Primero, identifique los comportamientos que sostienen la propuesta de valor. Una “fintech” que vive de sacar productos rápidos necesita tolerancia al error y autoridad distribuida, mientras que una clínica quirúrgica no puede renunciar a la disciplina de protocolos estrictos.
Segundo, analice qué procesos, incentivos y métricas impulsan o frenan esos comportamientos. Los bonos basados solo en volumen de ventas, por ejemplo, pueden desincentivar la colaboración si el negocio quiere priorizar la satisfacción a largo plazo.
Tercero, revise los ritos, políticas y estructuras que contradicen la cultura deseada. Reuniones interminables, aprobaciones en cascada o correos fuera de horario son signos de una cultura que habla de confianza, pero practica el control.

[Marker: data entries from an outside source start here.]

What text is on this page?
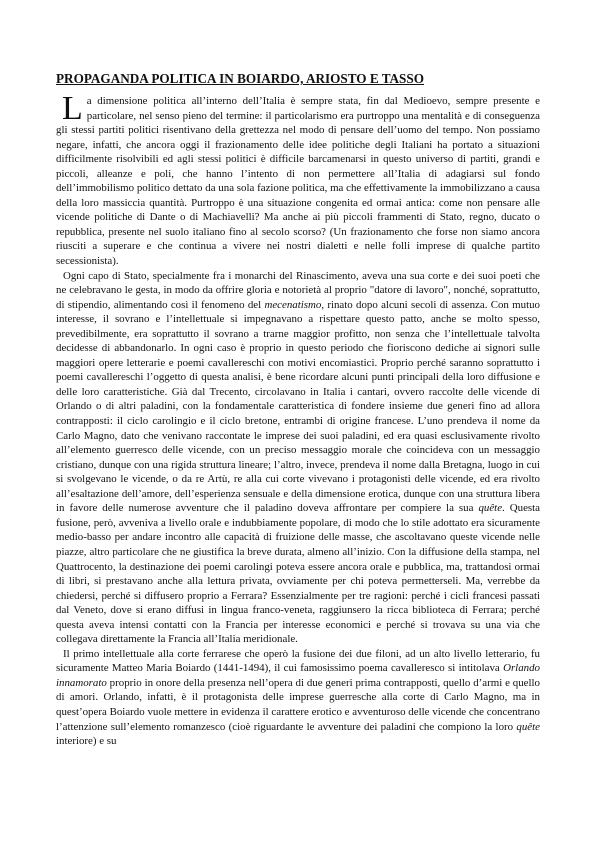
PROPAGANDA POLITICA IN BOIARDO, ARIOSTO E TASSO

La dimensione politica all’interno dell’Italia è sempre stata, fin dal Medioevo, sempre presente e particolare, nel senso pieno del termine: il particolarismo era purtroppo una mentalità e di conseguenza gli stessi partiti politici risentivano della grettezza nel modo di pensare dell’uomo del tempo. Non possiamo negare, infatti, che ancora oggi il frazionamento delle idee politiche degli Italiani ha portato a situazioni difficilmente risolvibili ed agli stessi politici è difficile barcamenarsi in questo universo di partiti, grandi e piccoli, alleanze e poli, che hanno l’intento di non permettere all’Italia di adagiarsi sul fondo dell’immobilismo politico dettato da una sola fazione politica, ma che effettivamente la immobilizzano a causa della loro massiccia quantità. Purtroppo è una situazione congenita ed ormai antica: come non pensare alle vicende politiche di Dante o di Machiavelli? Ma anche ai più piccoli frammenti di Stato, regno, ducato o repubblica, presente nel suolo italiano fino al secolo scorso? (Un frazionamento che forse non siamo ancora riusciti a superare e che continua a vivere nei nostri dialetti e nelle folli imprese di qualche partito secessionista).

Ogni capo di Stato, specialmente fra i monarchi del Rinascimento, aveva una sua corte e dei suoi poeti che ne celebravano le gesta, in modo da offrire gloria e notorietà al proprio "datore di lavoro", nonché, soprattutto, di stipendio, alimentando così il fenomeno del mecenatismo, rinato dopo alcuni secoli di assenza. Con mutuo interesse, il sovrano e l’intellettuale si impegnavano a rispettare questo patto, anche se molto spesso, prevedibilmente, era soprattutto il sovrano a trarne maggior profitto, non senza che l’intellettuale talvolta decidesse di abbandonarlo. In ogni caso è proprio in questo periodo che fioriscono dediche ai signori sulle maggiori opere letterarie e poemi cavallereschi con motivi encomiastici. Proprio perché saranno soprattutto i poemi cavallereschi l’oggetto di questa analisi, è bene ricordare alcuni punti principali della loro diffusione e delle loro caratteristiche. Già dal Trecento, circolavano in Italia i cantari, ovvero raccolte delle vicende di Orlando o di altri paladini, con la fondamentale caratteristica di fondere insieme due generi fino ad allora contrapposti: il ciclo carolingio e il ciclo bretone, entrambi di origine francese. L’uno prendeva il nome da Carlo Magno, dato che venivano raccontate le imprese dei suoi paladini, ed era quasi esclusivamente rivolto all’elemento guerresco delle vicende, con un preciso messaggio morale che coincideva con un messaggio cristiano, dunque con una rigida struttura lineare; l’altro, invece, prendeva il nome dalla Bretagna, luogo in cui si svolgevano le vicende, o da re Artù, re alla cui corte vivevano i protagonisti delle vicende, ed era rivolto all’esaltazione dell’amore, dell’esperienza sensuale e della dimensione erotica, dunque con una struttura libera in favore delle numerose avventure che il paladino doveva affrontare per compiere la sua quête. Questa fusione, però, avveniva a livello orale e indubbiamente popolare, di modo che lo stile adottato era sicuramente medio-basso per andare incontro alle capacità di fruizione delle masse, che ascoltavano queste vicende nelle piazze, altro particolare che ne giustifica la breve durata, almeno all’inizio. Con la diffusione della stampa, nel Quattrocento, la destinazione dei poemi carolingi poteva essere ancora orale e pubblica, ma, trattandosi ormai di libri, si prestavano anche alla lettura privata, ovviamente per chi poteva permetterseli. Ma, verrebbe da chiedersi, perché si diffusero proprio a Ferrara? Essenzialmente per tre ragioni: perché i cicli francesi passati dal Veneto, dove si erano diffusi in lingua franco-veneta, raggiunsero la ricca biblioteca di Ferrara; perché questa aveva intensi contatti con la Francia per interesse economici e perché si trovava su una via che collegava direttamente la Francia all’Italia meridionale.

Il primo intellettuale alla corte ferrarese che operò la fusione dei due filoni, ad un alto livello letterario, fu sicuramente Matteo Maria Boiardo (1441-1494), il cui famosissimo poema cavalleresco si intitolava Orlando innamorato proprio in onore della presenza nell’opera di due generi prima contrapposti, quello d’armi e quello di amori. Orlando, infatti, è il protagonista delle imprese guerresche alla corte di Carlo Magno, ma in quest’opera Boiardo vuole mettere in evidenza il carattere erotico e avventuroso delle vicende che concentrano l’attenzione sull’elemento romanzesco (cioè riguardante le avventure dei paladini che compiono la loro quête interiore) e su
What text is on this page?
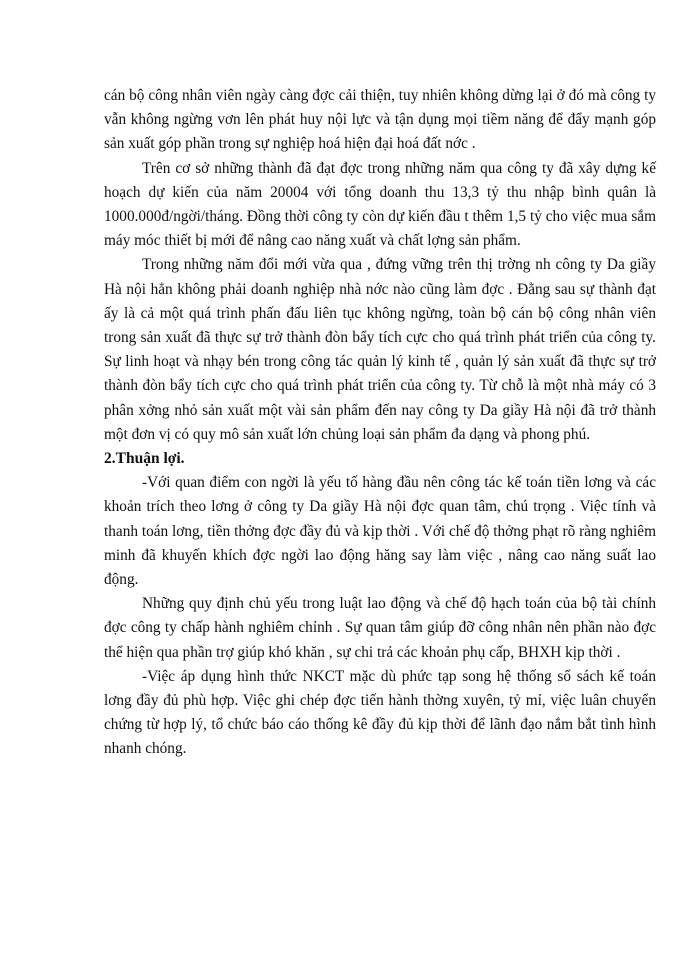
cán bộ công nhân viên ngày càng đợc cải thiện, tuy nhiên không dừng lại ở đó mà công ty vẫn không ngừng vơn lên phát huy nội lực và tận dụng mọi tiềm năng để đẩy mạnh góp sản xuất góp phần trong sự nghiệp hoá hiện đại hoá đất nớc .

Trên cơ sở những thành đã đạt đợc trong những năm qua công ty đã xây dựng kế hoạch dự kiến của năm 20004 với tổng doanh thu 13,3 tỷ thu nhập bình quân là 1000.000đ/ngời/tháng. Đồng thời công ty còn dự kiến đầu t thêm 1,5 tỷ cho việc mua sắm máy móc thiết bị mới để nâng cao năng xuất và chất lợng sản phẩm.

Trong những năm đổi mới vừa qua , đứng vững trên thị trờng nh công ty Da giầy Hà nội hẳn không phải doanh nghiệp nhà nớc nào cũng làm đợc . Đằng sau sự thành đạt ấy là cả một quá trình phấn đấu liên tục không ngừng, toàn bộ cán bộ công nhân viên trong sản xuất đã thực sự trở thành đòn bẩy tích cực cho quá trình phát triển của công ty. Sự linh hoạt và nhạy bén trong công tác quản lý kinh tế , quản lý sản xuất đã thực sự trở thành đòn bẩy tích cực cho quá trình phát triển của công ty. Từ chỗ là một nhà máy có 3 phân xởng nhỏ sản xuất một vài sản phẩm đến nay công ty Da giầy Hà nội đã trở thành một đơn vị có quy mô sản xuất lớn chủng loại sản phẩm đa dạng và phong phú.

2.Thuận lợi.

-Với quan điểm con ngời là yếu tố hàng đầu nên công tác kế toán tiền lơng và các khoản trích theo lơng ở công ty Da giầy Hà nội đợc quan tâm, chú trọng . Việc tính và thanh toán lơng, tiền thởng đợc đầy đủ và kịp thời . Với chế độ thởng phạt rõ ràng nghiêm minh đã khuyến khích đợc ngời lao động hăng say làm việc , nâng cao năng suất lao động.

Những quy định chủ yếu trong luật lao động và chế độ hạch toán của bộ tài chính đợc công ty chấp hành nghiêm chỉnh . Sự quan tâm giúp đỡ công nhân nên phần nào đợc thể hiện qua phần trợ giúp khó khăn , sự chi trả các khoản phụ cấp, BHXH kịp thời .

-Việc áp dụng hình thức NKCT mặc dù phức tạp song hệ thống sổ sách kế toán lơng đầy đủ phù hợp. Việc ghi chép đợc tiến hành thờng xuyên, tỷ mỉ, việc luân chuyển chứng từ hợp lý, tổ chức báo cáo thống kê đầy đủ kịp thời để lãnh đạo nắm bắt tình hình nhanh chóng.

Responder con datos a estas tres preguntas permite diseñar un sistema cultural que refuerce la estrategia en vez de trabarla.
Gestionar la cultura sin evidencia lleva a decisiones guiadas por anécdotas. Un cuadro de mando cultural mezcla métricas cuantitativas con señales cualitativas para mostrar si los cambios van en la dirección correcta.
Medir estos frentes cada trimestre ofrece una visión clara sobre las fortalezas culturales y los focos de mejora.
La cultura organizacional actúa como un sistema operativo invisible que puede acelerar o frenar la estrategia. Cuando el propósito es claro, los errores se utilizan para aprender, la autonomía se ejerce con responsabilidad y la colaboración se premia, la productividad sube de forma casi automática. En cambio, un entorno incierto, punitivo o cargado de burocracia convierte cualquier plan en una carrera cuesta arriba.
La buena noticia es que la cultura no es un destino fijo, sino un conjunto de hábitos que se pueden alinear con el modelo de negocio. Hacerlo exige datos, coherencia y liderazgo que predique con el ejemplo. La pregunta final es sencilla: ¿lo que vivimos cada día en la empresa nos acerca o nos aleja de los resultados que buscamos? Contestarla con hechos y actuar en consecuencia es el punto de partida para transformar la cultura en la ventaja competitiva más difícil de copiar.